Knowing – or maybe believing is a better word – that property markets and economies around the world are on the way back up sure is a nice feeling. It may be a short-lived feeling, because according to some there are signs that the short-lived positivity will end as quickly as it begun.
I am not one of the people. But nor am I one of the plastic fantastic optimists that think the only way is up, and that rejoices in reports of UK mortgages doubling, and property in some areas selling for almost the same as it would have at the height of the boom.
The truth is, yes, we are making some headway against the deluge of negative financial news. In fact, a good analogy of the current recession recovery process for me, is a snow plough that has been completely submerged in snow: we have just jumped in and managed to get the engine started, the heat is slowly melting the snow, but we still have a hell of a lot of pushing to do before we clear the drifts.
As you would expect, all the countries of the world are recovering in different ways and at a different pace, depending on the makeup of their economy and the funding and direction of its government’s economic stimulation policies.
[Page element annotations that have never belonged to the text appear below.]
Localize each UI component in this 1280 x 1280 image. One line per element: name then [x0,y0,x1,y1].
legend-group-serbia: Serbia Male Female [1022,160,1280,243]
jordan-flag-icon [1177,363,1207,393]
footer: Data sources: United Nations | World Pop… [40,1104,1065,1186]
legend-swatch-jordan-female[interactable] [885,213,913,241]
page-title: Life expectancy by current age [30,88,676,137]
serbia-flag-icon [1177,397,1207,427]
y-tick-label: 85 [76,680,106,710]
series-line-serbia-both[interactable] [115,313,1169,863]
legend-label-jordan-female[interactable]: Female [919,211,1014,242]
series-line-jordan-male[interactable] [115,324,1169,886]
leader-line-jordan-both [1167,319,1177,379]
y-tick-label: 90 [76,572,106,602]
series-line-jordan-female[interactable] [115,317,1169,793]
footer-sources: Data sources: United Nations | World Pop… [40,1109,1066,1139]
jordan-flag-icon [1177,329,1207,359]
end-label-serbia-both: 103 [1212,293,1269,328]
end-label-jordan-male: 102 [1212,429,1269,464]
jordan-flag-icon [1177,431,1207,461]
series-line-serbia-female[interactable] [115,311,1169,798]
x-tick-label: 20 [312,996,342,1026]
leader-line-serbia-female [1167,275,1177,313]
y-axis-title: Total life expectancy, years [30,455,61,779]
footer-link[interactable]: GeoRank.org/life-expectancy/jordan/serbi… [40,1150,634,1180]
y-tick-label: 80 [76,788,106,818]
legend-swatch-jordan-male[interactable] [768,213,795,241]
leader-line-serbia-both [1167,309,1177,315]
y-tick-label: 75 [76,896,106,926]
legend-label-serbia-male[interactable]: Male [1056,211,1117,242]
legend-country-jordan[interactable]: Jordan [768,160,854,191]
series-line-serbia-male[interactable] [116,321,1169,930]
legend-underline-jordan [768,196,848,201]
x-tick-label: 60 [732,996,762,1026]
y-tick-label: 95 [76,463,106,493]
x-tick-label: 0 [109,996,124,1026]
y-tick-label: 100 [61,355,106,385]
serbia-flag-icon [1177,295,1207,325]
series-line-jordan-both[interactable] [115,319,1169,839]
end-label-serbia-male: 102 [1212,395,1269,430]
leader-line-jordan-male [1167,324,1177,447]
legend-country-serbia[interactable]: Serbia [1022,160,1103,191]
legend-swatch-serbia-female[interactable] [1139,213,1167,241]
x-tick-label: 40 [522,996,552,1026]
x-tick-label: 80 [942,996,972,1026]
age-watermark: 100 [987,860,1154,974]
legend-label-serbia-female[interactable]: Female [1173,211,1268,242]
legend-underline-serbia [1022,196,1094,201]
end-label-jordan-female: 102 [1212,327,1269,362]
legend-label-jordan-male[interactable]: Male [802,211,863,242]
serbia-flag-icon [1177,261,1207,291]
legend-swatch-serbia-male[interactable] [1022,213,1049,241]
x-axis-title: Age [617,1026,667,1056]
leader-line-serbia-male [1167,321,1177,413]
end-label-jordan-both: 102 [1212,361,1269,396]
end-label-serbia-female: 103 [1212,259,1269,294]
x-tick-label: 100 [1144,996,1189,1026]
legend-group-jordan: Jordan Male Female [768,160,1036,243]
Nobody knows how strong the recoveries are without the massive injection of cash and stimulation being poured into the world’s markets.
In this series of articles we will profile the G8 nations to track the progress of recovery in their housing markets so far, and attempt to map any possible deep-drifts in the road of stimulus withdrawal ahead.
Part IV: Canada
Of the three countries covered so far, Canada is the only one that looks likely to turn its current rebound into a full recovery without any dreaded second dips. This is because the Canadian economic stimulus was very measured and targeted.
That said: because the Canadian stimulus worked on a worst case scenario, and Canada’s economy and banking system had remained in pretty good shape, the low interest rates and buyer incentives still created a liquidity surge, which has caused fears over the formation of bubbles. A liquidity surge that caused double-digit growth in Canadian house prices in 2009.
In fact, a lot of people would have liked to have seen interest rates starting to go back up several months ago, for fears that Canadians were borrowing more than they would be able to pay back when rates eventually do go back up.
The government has resisted a rate rise, because it had promised to keep rates at their current historically low levels until at least June of this year. It is inarguable that the debt Canadian’s are taking on now could be storing up trouble, but at the same time, Canadian banks and even borrowers have always been responsible, which is why the economy and banking system was not in as bad shape as that of the US when all this started, we have to believe that if anything the credit crunch will have strengthened, not weakened the sense of responsibility within the Canadian banking structure.
It is also worth mentioning that according to the United Nations, Canadian property is extremely overvalued, and, with the correction experienced into 2008 failing to really correct anything, again, the trouble staved off now could simply be stored up for later. However, in the context of this article, which is to assess the strength of the current rebound, and its chances of becoming a full recovery, Canada is definitely a winner for now. Time and future articles will tell how much of the trouble averted now will come back to bite Canada in the back-side.